Background: Stimuli that stress cells, including inflammatory cytokines, ultra-violet irradiation, DNA-damaging chemotherapeutic drugs and heat shock, stimulate a recently identified cytoplasmic signaling system that is structurally related to the mitogen-activated protein kinase pathway. This pathway consists of a cascade of protein kinases including stress-activated protein kinase (SAPK), also termed Jun N-terminal kinase (JNK), and two kinases that activate it, MEKK and SEK/MKK4. Despite rapid progress in delineating the components of this pathway, the cellular consequence of its activation remains to be defined.

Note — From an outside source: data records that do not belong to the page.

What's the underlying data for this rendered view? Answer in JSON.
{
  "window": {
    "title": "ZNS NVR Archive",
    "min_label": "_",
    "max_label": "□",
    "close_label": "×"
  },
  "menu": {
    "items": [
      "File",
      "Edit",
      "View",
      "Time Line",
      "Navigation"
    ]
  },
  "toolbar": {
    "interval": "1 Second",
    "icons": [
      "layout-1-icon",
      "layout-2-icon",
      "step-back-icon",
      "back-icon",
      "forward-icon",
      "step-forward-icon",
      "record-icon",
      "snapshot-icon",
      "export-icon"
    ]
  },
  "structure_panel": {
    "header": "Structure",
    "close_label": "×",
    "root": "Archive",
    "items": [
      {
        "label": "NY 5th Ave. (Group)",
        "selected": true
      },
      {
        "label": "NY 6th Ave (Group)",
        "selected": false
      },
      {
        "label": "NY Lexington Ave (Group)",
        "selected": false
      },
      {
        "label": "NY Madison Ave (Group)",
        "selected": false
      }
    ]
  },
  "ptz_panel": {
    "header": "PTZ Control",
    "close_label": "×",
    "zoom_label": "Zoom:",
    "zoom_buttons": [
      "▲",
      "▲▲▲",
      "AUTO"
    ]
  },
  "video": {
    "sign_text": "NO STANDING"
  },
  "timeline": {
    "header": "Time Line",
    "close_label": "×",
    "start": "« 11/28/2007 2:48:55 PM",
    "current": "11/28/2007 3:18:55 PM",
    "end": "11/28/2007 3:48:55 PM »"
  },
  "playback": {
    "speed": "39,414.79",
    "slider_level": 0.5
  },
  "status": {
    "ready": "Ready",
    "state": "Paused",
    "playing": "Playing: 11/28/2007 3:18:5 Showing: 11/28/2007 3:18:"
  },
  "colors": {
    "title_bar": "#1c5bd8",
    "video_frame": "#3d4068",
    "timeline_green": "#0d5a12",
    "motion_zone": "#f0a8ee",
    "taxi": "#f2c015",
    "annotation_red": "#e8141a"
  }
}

Results: We have screened cells for defects in SAPK signaling and identified a cell line, previously characterized for its thermotolerance properties, as being more refractive to SAPK activation induced by heat stress than its thermosensitive parental line. Stable expression of dominant inhibiting SEK mutants in thermosensitive parental cells specifically and effectively blocked SAPK activation after heat shock. These lines also became markedly resistant to the cytocidal effects of thermal stress, confirming the phenotype of the thermotolerant line. These cell lines defective in SAPK activation were also resistant to the lethal effects of the DNA-damaging drug cis-platinum.
Conclusions: Experimentally induced stable blockade of SAPK activation in cells with normal thermosensitivity is sufficient to confer resistance to cell death induced by diverse stimuli including heat and the chemotherapeutic agent cis-platinum. These results suggest that activation of the SAPK pathway by diverse cell stressors plays a critical part in mediating the toxicity of these treatments and inducing cell death. SAPK activation in this context could broadly influence cellular response to stress, modulate apoptosis during development or determine the clinical response of tumor cells to cytotoxic therapies.